The Role of OSINT in Defending Against Ransomware
While open source intelligence tools can’t prevent ransomware, they can help organizations mitigate the potential damages.
Securing the supply chain
Supply chains can stretch across continents with potentially hundreds of suppliers and manufacturers all around the world bearing responsibility. Should any single part or resource be in short supply, then assembly lines can be brought to a halt resulting in costly delays at the very least.
There are numerous threats to the supply chain, one of which is malware and in particular regard to this article, ransomware. A key example of this is when the shipping giant Maersk had their IT systems taken out by a malware NotPetya. This resulted in their IT systems being down for days and many deliveries being delayed despite Herculean logistical efforts by the company.

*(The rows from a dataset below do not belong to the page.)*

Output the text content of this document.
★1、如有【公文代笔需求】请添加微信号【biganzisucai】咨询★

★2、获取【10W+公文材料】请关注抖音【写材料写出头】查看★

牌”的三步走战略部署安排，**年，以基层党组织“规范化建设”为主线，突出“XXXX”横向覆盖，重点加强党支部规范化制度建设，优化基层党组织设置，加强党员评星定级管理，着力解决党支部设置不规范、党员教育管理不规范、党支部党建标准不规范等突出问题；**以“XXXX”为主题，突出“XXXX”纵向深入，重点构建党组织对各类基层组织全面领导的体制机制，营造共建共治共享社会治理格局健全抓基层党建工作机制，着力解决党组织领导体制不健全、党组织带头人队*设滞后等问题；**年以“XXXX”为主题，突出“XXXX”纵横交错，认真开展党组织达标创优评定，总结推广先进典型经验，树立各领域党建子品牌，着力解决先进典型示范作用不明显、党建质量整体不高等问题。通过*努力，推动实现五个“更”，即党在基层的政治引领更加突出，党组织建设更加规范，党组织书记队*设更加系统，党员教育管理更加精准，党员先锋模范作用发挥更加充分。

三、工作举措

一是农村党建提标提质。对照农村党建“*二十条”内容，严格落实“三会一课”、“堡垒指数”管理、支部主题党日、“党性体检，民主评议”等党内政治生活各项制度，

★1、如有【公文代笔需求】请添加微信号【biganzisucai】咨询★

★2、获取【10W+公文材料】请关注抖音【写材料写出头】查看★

Using OSINT tools you can learn whether an organization on your supply chain has been affected by ransomware in real-time which will allow you to take the necessary actions to mitigate the damage this has as their production or logistics is slowed.
Industry Targeting
It’s not unusual for malware to exploit weaknesses which are specific to an industry. For example, the Healthcare industry is particularly susceptible to ransomware as a delay in returning their operations to normal could result in patients deaths. Indeed a leading medical-research institution working on a cure for Covid-19 were forced to pay hackers a $1.14m USD ransom because of a ransomware attack.
Using OSINT tools you can monitor your own specific industry to determine what strategies and exploits are currently being used by cybercriminals against like companies. Determining this will allow you to take extra and specific precautions to fend off similar attacks which could potentially be turned on you.
Detect New Ransomware and Strategies
Cybercriminals are continuously evolving and updating their strategies and the ransomware that go with them. We are unlikely to see the end of this development.
By using OSINT to monitor darknet forums and market places security professionals are able to learn about the newest strategies being employed, the most recent weaknesses being exploited, and the most current software being utilized. Armed with this knowledge they are much more able to develop effective countermeasures as well as actively prevent ransomware infection.